Wednesday 10 February 2016

I'll show you my research data if you show me yours...

My research data
A few months ago I was having a clear out at home and came across a bunch of floppy disks in the drawer of my bedside table.

This is my research data...

Actually, that is not strictly true. I did a taught masters course and my research consisted of just a short dissertation at the end of the course. Most of these disks contain files from the taught element of my course and the subsequent dissemination of results. 

I published a paper at the end of the masters on the findings of my dissertation. 

If you are interested in the placement of
Iron Age hillforts in the landscape then
this is the book to look for.
No-one has since approached me and asked if they can see the data that underlies this publication

...but this was the 1990's! 

Times are different now. We expect our researchers to be able to produce the data and share it (where appropriate) so that others can build on their research. 

I'm now involved in teaching researchers here at York about Research Data Management (RDM) and how they should look after their data for future re-use.

When I created and stored this data I was not a digital archivist. I had no idea I would become a digital archivist. I like to think I would have managed my data differently if I had known more. 

Let's start with documentation. Much of the documentation for this data is what is actually written on the disk labels. I gave myself a little pat on the back for having recorded what was on the floppies so well on *most* of the disks. This of course was particularly useful in those days. File names were restricted to 8.3 characters so very little detail about the files could be incorporated into the name. Documenting things on disk labels helps add a bit of context. All well and good until you notice the disk on the far right with no label at all. This one remains a mystery!

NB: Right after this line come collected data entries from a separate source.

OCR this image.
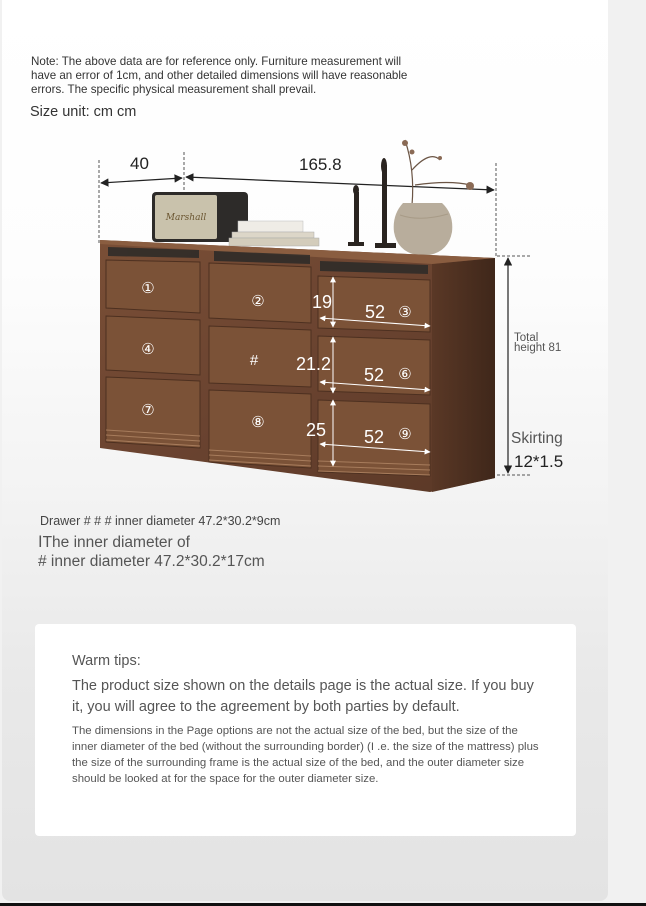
Note: The above data are for reference only. Furniture measurement will have an error of 1cm, and other detailed dimensions will have reasonable errors. The specific physical measurement shall prevail.
Size unit: cm cm
Marshall
①
②
③
④
#
⑥
⑦
⑧
⑨
19
21.2
25
52
52
52
40	165.8
Total
height 81
Skirting
12*1.5
Drawer # # # inner diameter 47.2*30.2*9cm
ⅠThe inner diameter of
# inner diameter 47.2*30.2*17cm
Warm tips:
The product size shown on the details page is the actual size. If you buy it, you will agree to the agreement by both parties by default.
The dimensions in the Page options are not the actual size of the bed, but the size of the inner diameter of the bed (without the surrounding border) (I .e. the size of the mattress) plus the size of the surrounding frame is the actual size of the bed, and the outer diameter size should be looked at for the space for the outer diameter size.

So what are the issues here. First and most obviously, as a student in the 90's I was using cutting edge storage technology - the floppy disk! Can we read these today? Yes and no. Floppy disks fall firmly into the category of 'obsolete media' which is a topic that we digital archivists like to talk about. I found I could read about a quarter of these using the USB floppy reader that is attached to my PC. For the others I saw a lot of error messages like this:

The answer is "No"!

Fortunately I had more success using an old PC I keep in my office for the very purpose of reading old floppy disks - all but two of the floppies could be read and copied using this PC. On one disk I could view the list of files on it but couldn't copy all of them off the disk so I considered this to be a partial success. The one disk which I couldn't access at all was interestingly the one with no label. Perhaps this mystery disk was in fact never formatted or put into active use. 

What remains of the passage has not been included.